Blood to Remember is not a book that I can "recommend" on some sort of star system. Blood to Remember is not a book to be "recommended," but quite simply a book that must be read. Why? Why would we not read it, except out of fear or apathy? The Holocaust is not over. Today we have the holocaust of the homeless. We have a global holocaust of famine, disease, poverty and ignorance. There are holocausts in Darfur and elsewhere on this imperiled globe. There is the holocaust of the extinction of species upon species, including perhaps our own. Everywhere someone or something suffers or dies needlessly, while someone who could have done something does nothing, there is a holocaust. It is a certainty that the Holocaust is still with us, as Michael Dennis Browne announces ominously in "Mengele":

Don't expect me to get excited
concerning the skull of Mengele,
the skull is alive and well,
the skull is asquirm with schemes this day
and low words are leaving it at this moment
and other skulls are nodding at what they hear,
seated about the world table;
I tell you the skull is alive and well.

The voices of Blood to Remember bid us to remember the past, to consider it, to learn from it, to use it to better our present and future. The poets offer us no easy answers, no hope of a Savior appearing in the clouds. The poets have the courage to question God, even to disdain him, as Olga Cabral does in "At the Jewish Museum", where there is:

A room filled with absence
a room filled with loss
a room with no address ...

... Once and once only
God
a trembling old man leaning on a cane
passed by but did not dare
look in.

If they have faith, it is often a wavering faith, as in these words taken from the diary of Holocaust victim Etty Hillesum (1914-43):

Surely God will understand my doubts
In a world like this ...

And yet the title of the poem is "Life Indestructible" and the last words of Etty's diary have shaken the poet, again Cyrus Cassells, to his very soul:

We should be willing to act as a balm for all wounds.

Is such a woman a "victim," or has she risen to near-infinite heights above her persecutors?
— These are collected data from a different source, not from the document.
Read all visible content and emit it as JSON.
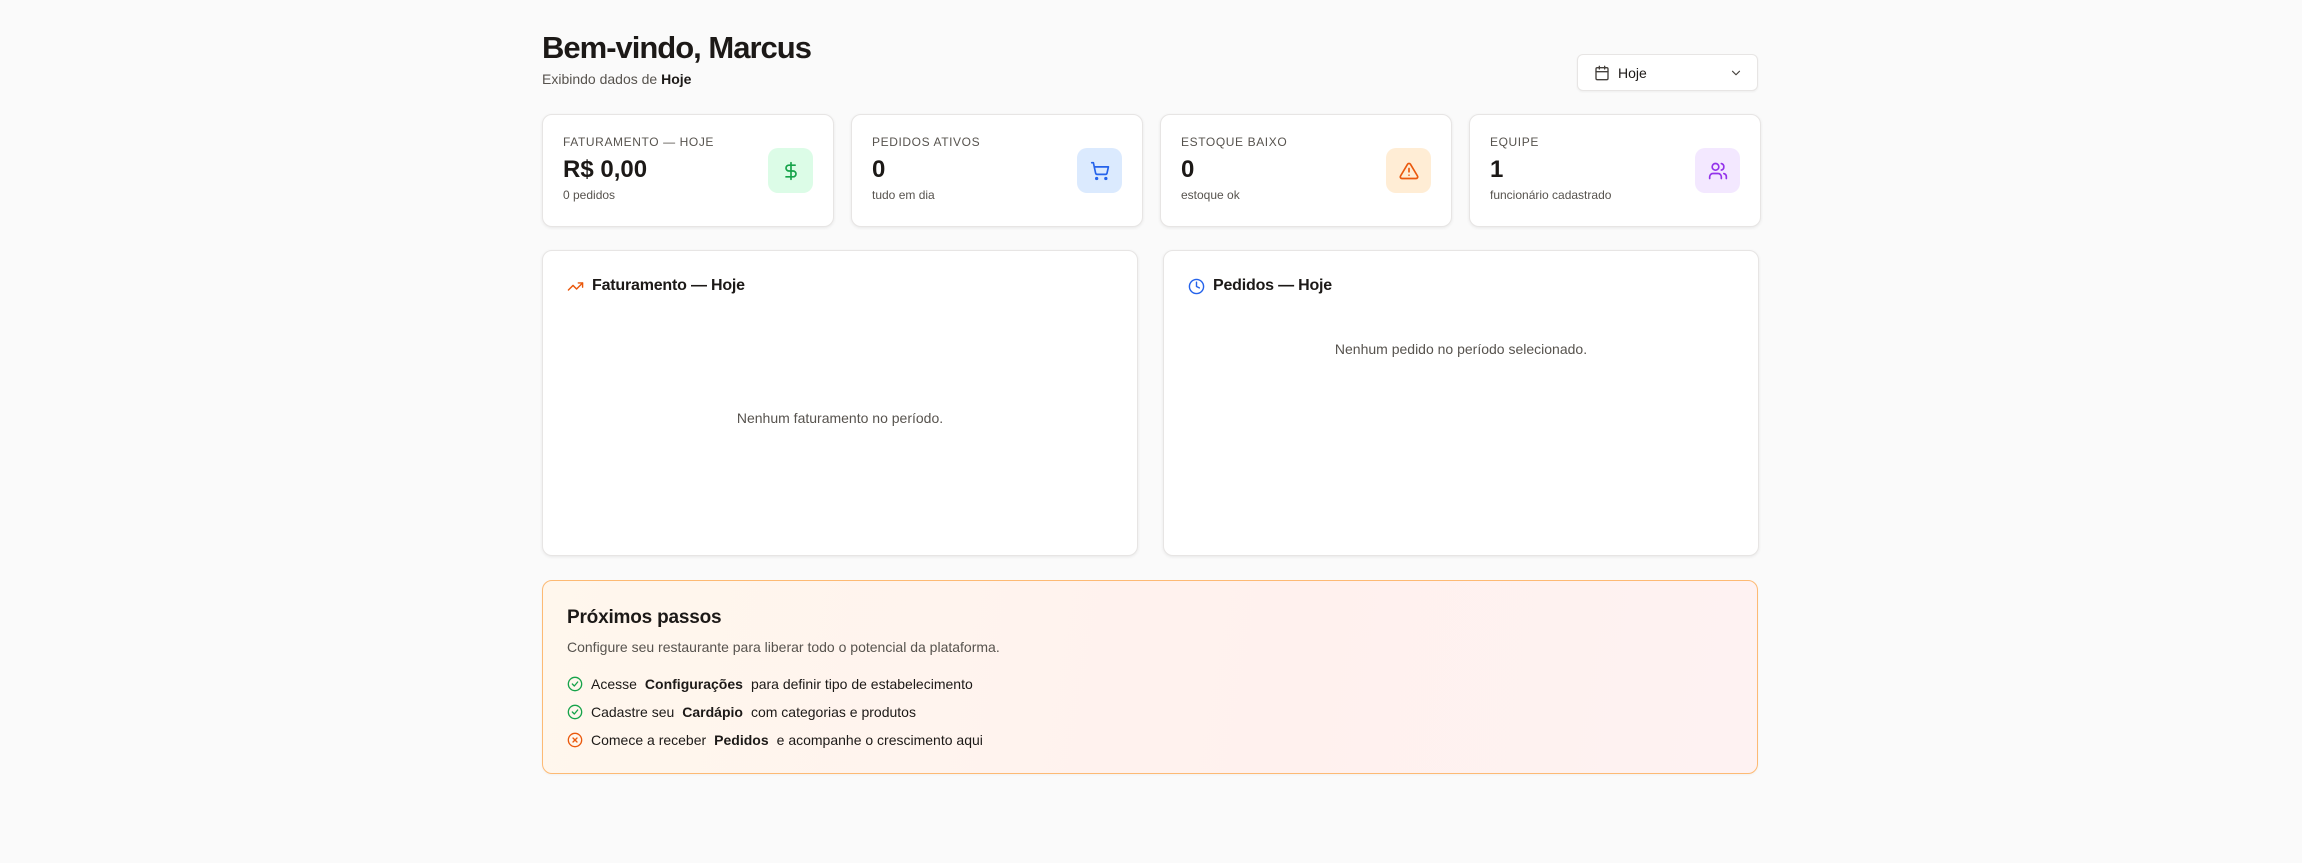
{
  "header": {
    "welcome": "Bem-vindo, Marcus",
    "subtitle_prefix": "Exibindo dados de",
    "subtitle_period": "Hoje",
    "period_select": {
      "value": "Hoje",
      "icon": "calendar-icon"
    }
  },
  "stats": [
    {
      "label": "FATURAMENTO — HOJE",
      "value": "R$ 0,00",
      "sub": "0 pedidos",
      "icon": "dollar-icon",
      "color": "#16a34a"
    },
    {
      "label": "PEDIDOS ATIVOS",
      "value": "0",
      "sub": "tudo em dia",
      "icon": "cart-icon",
      "color": "#2563eb"
    },
    {
      "label": "ESTOQUE BAIXO",
      "value": "0",
      "sub": "estoque ok",
      "icon": "alert-triangle-icon",
      "color": "#ea580c"
    },
    {
      "label": "EQUIPE",
      "value": "1",
      "sub": "funcionário cadastrado",
      "icon": "users-icon",
      "color": "#9333ea"
    }
  ],
  "panels": {
    "revenue": {
      "title": "Faturamento — Hoje",
      "empty": "Nenhum faturamento no período.",
      "icon": "trending-up-icon",
      "color": "#ea580c"
    },
    "orders": {
      "title": "Pedidos — Hoje",
      "empty": "Nenhum pedido no período selecionado.",
      "icon": "clock-icon",
      "color": "#2563eb"
    }
  },
  "next_steps": {
    "title": "Próximos passos",
    "description": "Configure seu restaurante para liberar todo o potencial da plataforma.",
    "items": [
      {
        "before": "Acesse",
        "bold": "Configurações",
        "after": "para definir tipo de estabelecimento",
        "status": "done",
        "icon": "check-circle-icon",
        "color": "#16a34a"
      },
      {
        "before": "Cadastre seu",
        "bold": "Cardápio",
        "after": "com categorias e produtos",
        "status": "done",
        "icon": "check-circle-icon",
        "color": "#16a34a"
      },
      {
        "before": "Comece a receber",
        "bold": "Pedidos",
        "after": "e acompanhe o crescimento aqui",
        "status": "pending",
        "icon": "x-circle-icon",
        "color": "#ea580c"
      }
    ]
  }
}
How can such a woman be a "victim" when, as the poet says, her "ardent story / Refuses to end / In bleakness"? A woman who tosses from a train "an incandescent postcard: / We have left the camp singing"?

This is a book of human compassion for human beings, and of our ultimate responsibility to each other. If the Bible commands you to put God first, Blood to Remember recommends that you put your brother first. Where God is, we cannot know, and at best can only hope. Where our brothers and sisters are, we know full well, and we can reach out to touch them, feed them, educate them, heal them, and make them our friends rather than our enemies. If there is morality here, it is the morality of poets who believe in freedom, compassion, tolerance, and understanding as they "stammer back" fire at the forces of repression, totalitarianism and unthinking dogma. Louis Simpson's mechanical soldier sees a leader, swallows a party line, click his bootheels, then goes off like a robot to kill or die (quite probably both). The poets and voices of Blood to Remember question, doubt, agonize, and try to understand what it means to live in a world suffused with death.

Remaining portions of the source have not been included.